Vous avez quarante-neuf ans – même si vous faites vingt-cinq – et vous êtes très talentueux. Pourquoi n’avez-vous publié que deux livres ?

Merci. J’ai longtemps travaillé sur ces livres. Ce dernier m’a pris dix ans, et comme vous l’avez remarqué, il est assez mince. Et le premier est à peine plus grand et m’a aussi pris une décennie. Je travaille très durement, j’essaie de faire en sorte que le langage chante, tout en créant quelque chose hors norme. Je veux que le lecteur le sente, et qu’il soit attentif au grain même du langage.

À votre avis, en quoi votre style est-il distinctif ?
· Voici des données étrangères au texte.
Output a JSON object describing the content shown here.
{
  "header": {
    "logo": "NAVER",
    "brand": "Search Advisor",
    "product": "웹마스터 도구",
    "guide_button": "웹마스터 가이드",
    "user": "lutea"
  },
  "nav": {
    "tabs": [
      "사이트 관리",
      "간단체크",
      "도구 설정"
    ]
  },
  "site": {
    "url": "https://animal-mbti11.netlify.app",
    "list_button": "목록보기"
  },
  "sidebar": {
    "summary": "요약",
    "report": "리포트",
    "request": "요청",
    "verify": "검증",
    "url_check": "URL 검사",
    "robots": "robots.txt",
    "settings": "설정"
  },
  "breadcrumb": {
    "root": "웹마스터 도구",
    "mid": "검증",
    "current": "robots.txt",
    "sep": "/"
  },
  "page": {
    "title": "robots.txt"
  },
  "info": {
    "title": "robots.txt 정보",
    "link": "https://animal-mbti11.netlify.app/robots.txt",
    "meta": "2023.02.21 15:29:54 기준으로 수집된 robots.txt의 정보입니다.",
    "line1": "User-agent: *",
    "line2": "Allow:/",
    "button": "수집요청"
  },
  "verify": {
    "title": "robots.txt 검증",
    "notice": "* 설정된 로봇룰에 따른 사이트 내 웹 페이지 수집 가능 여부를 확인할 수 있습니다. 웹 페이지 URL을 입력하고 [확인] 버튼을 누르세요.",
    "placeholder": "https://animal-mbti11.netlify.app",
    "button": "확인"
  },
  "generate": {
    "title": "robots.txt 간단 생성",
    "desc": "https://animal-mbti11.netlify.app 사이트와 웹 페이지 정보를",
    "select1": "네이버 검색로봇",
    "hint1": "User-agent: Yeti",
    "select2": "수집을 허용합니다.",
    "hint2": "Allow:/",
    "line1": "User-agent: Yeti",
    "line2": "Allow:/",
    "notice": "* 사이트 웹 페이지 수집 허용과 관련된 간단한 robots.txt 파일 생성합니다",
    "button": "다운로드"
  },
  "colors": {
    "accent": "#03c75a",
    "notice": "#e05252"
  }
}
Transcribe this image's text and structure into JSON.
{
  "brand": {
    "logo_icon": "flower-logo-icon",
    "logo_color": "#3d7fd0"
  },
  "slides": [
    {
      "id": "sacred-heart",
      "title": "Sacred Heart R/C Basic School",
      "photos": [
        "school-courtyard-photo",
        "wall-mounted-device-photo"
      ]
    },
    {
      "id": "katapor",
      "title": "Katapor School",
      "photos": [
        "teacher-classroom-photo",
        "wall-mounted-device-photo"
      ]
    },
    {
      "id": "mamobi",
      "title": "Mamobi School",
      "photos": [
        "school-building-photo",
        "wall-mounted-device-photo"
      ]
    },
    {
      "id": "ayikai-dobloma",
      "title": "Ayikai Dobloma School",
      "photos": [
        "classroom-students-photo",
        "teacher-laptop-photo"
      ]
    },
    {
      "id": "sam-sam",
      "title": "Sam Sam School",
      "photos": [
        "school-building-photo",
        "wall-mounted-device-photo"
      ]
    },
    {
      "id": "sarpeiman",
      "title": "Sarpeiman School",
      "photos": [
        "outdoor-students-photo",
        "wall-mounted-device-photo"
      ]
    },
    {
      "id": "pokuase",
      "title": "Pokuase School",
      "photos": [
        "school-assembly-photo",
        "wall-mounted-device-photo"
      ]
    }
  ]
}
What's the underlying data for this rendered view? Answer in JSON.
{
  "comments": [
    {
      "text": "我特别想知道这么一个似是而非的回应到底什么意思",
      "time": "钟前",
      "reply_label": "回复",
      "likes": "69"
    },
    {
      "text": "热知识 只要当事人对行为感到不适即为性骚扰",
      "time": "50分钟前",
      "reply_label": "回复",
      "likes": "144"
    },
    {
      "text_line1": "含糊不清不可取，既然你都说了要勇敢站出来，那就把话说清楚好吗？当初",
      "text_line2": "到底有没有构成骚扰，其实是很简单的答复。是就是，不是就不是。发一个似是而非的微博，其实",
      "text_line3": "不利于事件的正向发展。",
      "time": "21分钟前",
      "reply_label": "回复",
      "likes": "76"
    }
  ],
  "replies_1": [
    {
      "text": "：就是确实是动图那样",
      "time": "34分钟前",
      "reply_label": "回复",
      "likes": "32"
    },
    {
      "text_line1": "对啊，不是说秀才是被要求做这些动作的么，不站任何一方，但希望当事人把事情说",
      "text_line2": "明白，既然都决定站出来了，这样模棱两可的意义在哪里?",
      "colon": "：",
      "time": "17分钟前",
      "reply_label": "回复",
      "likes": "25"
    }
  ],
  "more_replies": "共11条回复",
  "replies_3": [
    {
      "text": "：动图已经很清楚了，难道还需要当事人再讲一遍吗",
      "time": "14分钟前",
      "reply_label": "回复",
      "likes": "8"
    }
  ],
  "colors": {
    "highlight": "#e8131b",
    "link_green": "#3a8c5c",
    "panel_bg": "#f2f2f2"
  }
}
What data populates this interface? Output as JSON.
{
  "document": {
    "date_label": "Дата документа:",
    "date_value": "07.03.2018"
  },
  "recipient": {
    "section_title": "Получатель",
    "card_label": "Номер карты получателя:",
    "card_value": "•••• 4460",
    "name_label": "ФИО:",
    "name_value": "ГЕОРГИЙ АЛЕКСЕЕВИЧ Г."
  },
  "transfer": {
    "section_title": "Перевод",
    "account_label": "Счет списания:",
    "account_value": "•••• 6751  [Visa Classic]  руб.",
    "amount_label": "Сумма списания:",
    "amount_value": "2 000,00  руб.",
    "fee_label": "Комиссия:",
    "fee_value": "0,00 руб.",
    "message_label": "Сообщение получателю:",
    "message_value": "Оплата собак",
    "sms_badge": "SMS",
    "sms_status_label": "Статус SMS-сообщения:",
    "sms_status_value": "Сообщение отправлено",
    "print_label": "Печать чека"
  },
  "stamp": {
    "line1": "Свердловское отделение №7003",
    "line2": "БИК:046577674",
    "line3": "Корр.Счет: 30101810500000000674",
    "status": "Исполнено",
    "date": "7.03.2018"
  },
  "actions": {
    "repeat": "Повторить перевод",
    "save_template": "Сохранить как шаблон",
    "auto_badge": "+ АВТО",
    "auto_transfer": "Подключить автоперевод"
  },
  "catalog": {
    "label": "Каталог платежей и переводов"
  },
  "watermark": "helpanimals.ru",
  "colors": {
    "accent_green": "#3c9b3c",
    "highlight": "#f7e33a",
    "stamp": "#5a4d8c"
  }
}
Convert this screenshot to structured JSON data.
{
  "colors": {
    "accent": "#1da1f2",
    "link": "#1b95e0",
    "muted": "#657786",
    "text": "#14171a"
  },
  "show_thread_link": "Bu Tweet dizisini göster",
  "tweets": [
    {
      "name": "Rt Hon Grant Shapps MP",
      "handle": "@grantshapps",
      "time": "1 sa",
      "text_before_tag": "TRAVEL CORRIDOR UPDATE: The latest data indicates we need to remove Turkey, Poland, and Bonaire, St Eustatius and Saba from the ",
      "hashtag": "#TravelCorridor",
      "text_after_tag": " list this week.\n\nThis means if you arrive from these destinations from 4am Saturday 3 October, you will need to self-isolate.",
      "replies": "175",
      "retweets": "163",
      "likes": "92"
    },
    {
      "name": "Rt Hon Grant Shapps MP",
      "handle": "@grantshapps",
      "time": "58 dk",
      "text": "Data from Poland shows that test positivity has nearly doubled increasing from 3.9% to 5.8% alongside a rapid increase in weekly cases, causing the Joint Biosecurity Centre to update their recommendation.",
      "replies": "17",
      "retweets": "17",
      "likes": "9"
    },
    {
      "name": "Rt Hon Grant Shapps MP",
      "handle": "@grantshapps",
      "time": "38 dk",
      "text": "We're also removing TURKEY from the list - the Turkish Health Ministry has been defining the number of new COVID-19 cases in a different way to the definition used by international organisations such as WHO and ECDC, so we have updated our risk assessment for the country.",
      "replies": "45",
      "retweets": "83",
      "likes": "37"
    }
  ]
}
D’abord pour sa non-linéarité. Pour moi, c’est difficile d’écrire une narration qui suit une linéarité chronologique. Peut-être est-ce parce que cette dernière repose sur une philosophie du temps et de l’Histoire à laquelle je n’adhère pas. Je crois que le passé vit dans le présent, et que celui-ci ne peut être compris qu’à travers l’acte de mémoire. Donc mes narrations sont non linéaires. L’autre chose, c’est que j’apprécie beaucoup la concision. J’ai beau ne pas être poète, j’aime le langage qui aspire à la compression et à la précision.

Vos phrases limpides, même si elles contiennent beaucoup d’émotion, évoquent parfois « l’écriture blanche. » Peut-on y voir une tentative d’intégrer la tradition littéraire dominante ?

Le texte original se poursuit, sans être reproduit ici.